The Mafia is big news in Slovakia at the moment. Recently a list of names was leaked into the public arena - firstly on the internet and then into the general media. Allegedly it was a police list of people connected with the underworld. There is no clear evidence as to the authenticity of the list; however, it has made the mafia the hottest topic in town.

In summer the streets of the old centre of Bratislava are filled with picturesque or luxurious restaurants with exotic palm trees outside. The palms are a nice addition, but some say it is much more than just that. It has been rumoured that palm trees indicate that a restaurant is owned or under the protection of a mafia group.

Regardless as to whether this is true or not I started to wonder just what is controlled by the underworld and to what extent it influences life in Slovakia.

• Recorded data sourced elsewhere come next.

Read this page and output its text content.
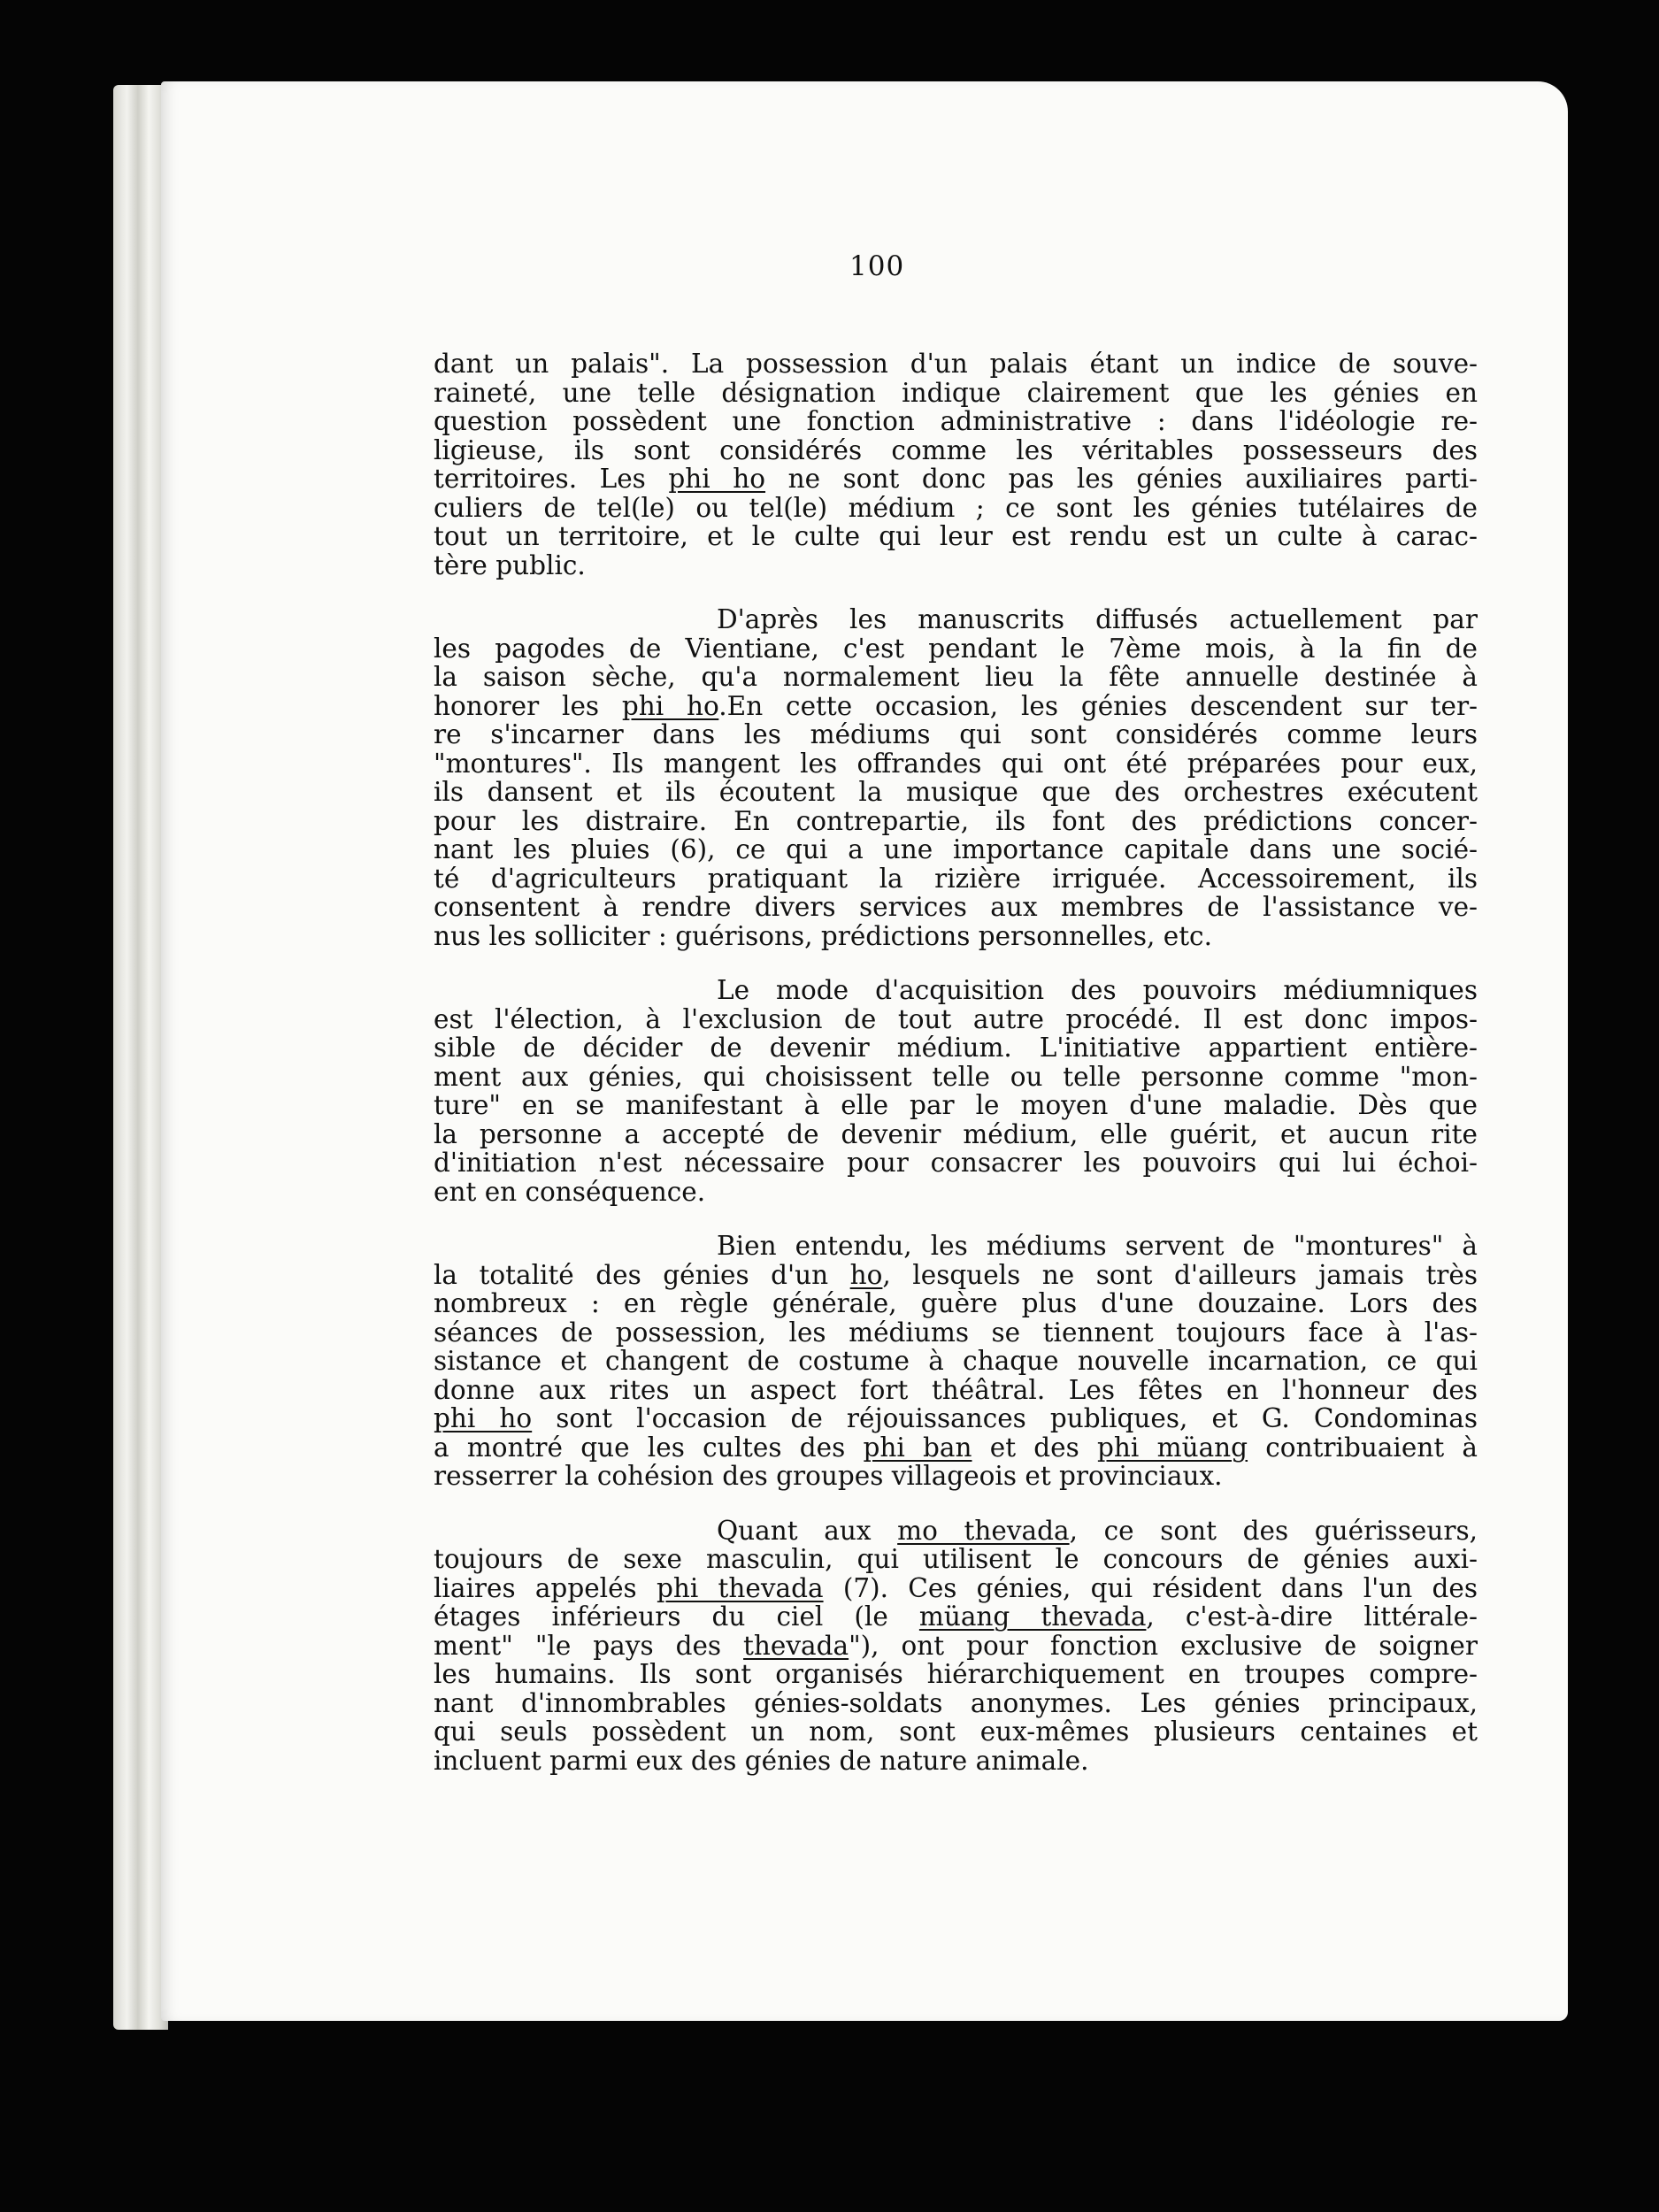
100
dant un palais". La possession d'un palais étant un indice de souve-
raineté, une telle désignation indique clairement que les génies en
question possèdent une fonction administrative : dans l'idéologie re-
ligieuse, ils sont considérés comme les véritables possesseurs des
territoires. Les phi ho ne sont donc pas les génies auxiliaires parti-
culiers de tel(le) ou tel(le) médium ; ce sont les génies tutélaires de
tout un territoire, et le culte qui leur est rendu est un culte à carac-
tère public.
D'après les manuscrits diffusés actuellement par
les pagodes de Vientiane, c'est pendant le 7ème mois, à la fin de
la saison sèche, qu'a normalement lieu la fête annuelle destinée à
honorer les phi ho.En cette occasion, les génies descendent sur ter-
re s'incarner dans les médiums qui sont considérés comme leurs
"montures". Ils mangent les offrandes qui ont été préparées pour eux,
ils dansent et ils écoutent la musique que des orchestres exécutent
pour les distraire. En contrepartie, ils font des prédictions concer-
nant les pluies (6), ce qui a une importance capitale dans une socié-
té d'agriculteurs pratiquant la rizière irriguée. Accessoirement, ils
consentent à rendre divers services aux membres de l'assistance ve-
nus les solliciter : guérisons, prédictions personnelles, etc.
Le mode d'acquisition des pouvoirs médiumniques
est l'élection, à l'exclusion de tout autre procédé. Il est donc impos-
sible de décider de devenir médium. L'initiative appartient entière-
ment aux génies, qui choisissent telle ou telle personne comme "mon-
ture" en se manifestant à elle par le moyen d'une maladie. Dès que
la personne a accepté de devenir médium, elle guérit, et aucun rite
d'initiation n'est nécessaire pour consacrer les pouvoirs qui lui échoi-
ent en conséquence.
Bien entendu, les médiums servent de "montures" à
la totalité des génies d'un ho, lesquels ne sont d'ailleurs jamais très
nombreux : en règle générale, guère plus d'une douzaine. Lors des
séances de possession, les médiums se tiennent toujours face à l'as-
sistance et changent de costume à chaque nouvelle incarnation, ce qui
donne aux rites un aspect fort théâtral. Les fêtes en l'honneur des
phi ho sont l'occasion de réjouissances publiques, et G. Condominas
a montré que les cultes des phi ban et des phi müang contribuaient à
resserrer la cohésion des groupes villageois et provinciaux.
Quant aux mo thevada, ce sont des guérisseurs,
toujours de sexe masculin, qui utilisent le concours de génies auxi-
liaires appelés phi thevada (7). Ces génies, qui résident dans l'un des
étages inférieurs du ciel (le müang thevada, c'est-à-dire littérale-
ment" "le pays des thevada"), ont pour fonction exclusive de soigner
les humains. Ils sont organisés hiérarchiquement en troupes compre-
nant d'innombrables génies-soldats anonymes. Les génies principaux,
qui seuls possèdent un nom, sont eux-mêmes plusieurs centaines et
incluent parmi eux des génies de nature animale.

"We can state that people imagine that the mafia has a very strong influence in Slovakia."

... says sociologist Pavol Haulik from the MVK poll agency which conducted a survey for the paper SME. This survey indicates that every third Slovak claims that he has come into contact with organized crime. And just how big is this crime? Martin Korch is the spokesman for the police presidium:

"It's very hard to estimate the number of members of the underworld. In 2002 Slovak police monitored 22 criminal groups, which mainly focused on material and economic crime and violence and 56 criminal groups organizing human trafficking, smuggling people to western countries."

As Korch says, the main criminal activity is economic and it's very frequent that the criminal groups connect themselves to legal enterprises, acting in businesses like restaurants, but also the distribution of alcohol and tobacco products, or operating private security services. Mr Korch:

"It also happens that entrepreneurs are misused by the underworld for money laundering. In recent years blackmailing or forcing entrepreneurs to hire underworld protection has been quite a problem. Currently this situation has been partially stabilised."

Rumours as that of the palm trees raise the question as to whether it is possible to do business without being connected to illegal activities, or the underworld.

"It's very hard to say to what extent entrepreneurs in Slovakia can operate without connection or misuse from the side of the underworld. The only way we can operate in these cases and prove anything is through court proceedings. However, if entrepreneurs don't want to cooperate or provide evidence of this we can't proceed in any way."

... says Martin Korch from the police presidium. As much as 70 percent of Slovakia's population believes that the country's political development is influenced by mafia. Sociologist Haulik tries to find an explanation for this:

"There were many indicators signalling that not everything is "clean" at the highest political level. But because none of these allegations, or uncertainties were explained or proven, people are to a certain extent very sceptical."

According to Haulik, people have already lost their trust in politicians. As the police has confirmed the connection of mafia groups to legal enterprises is very close. Whether or not restaurants with palm trees outside really indicate this relationship probably will probably never be proven, but it does reflect a concern many people share over the role of the underworld in our businesses and institutions.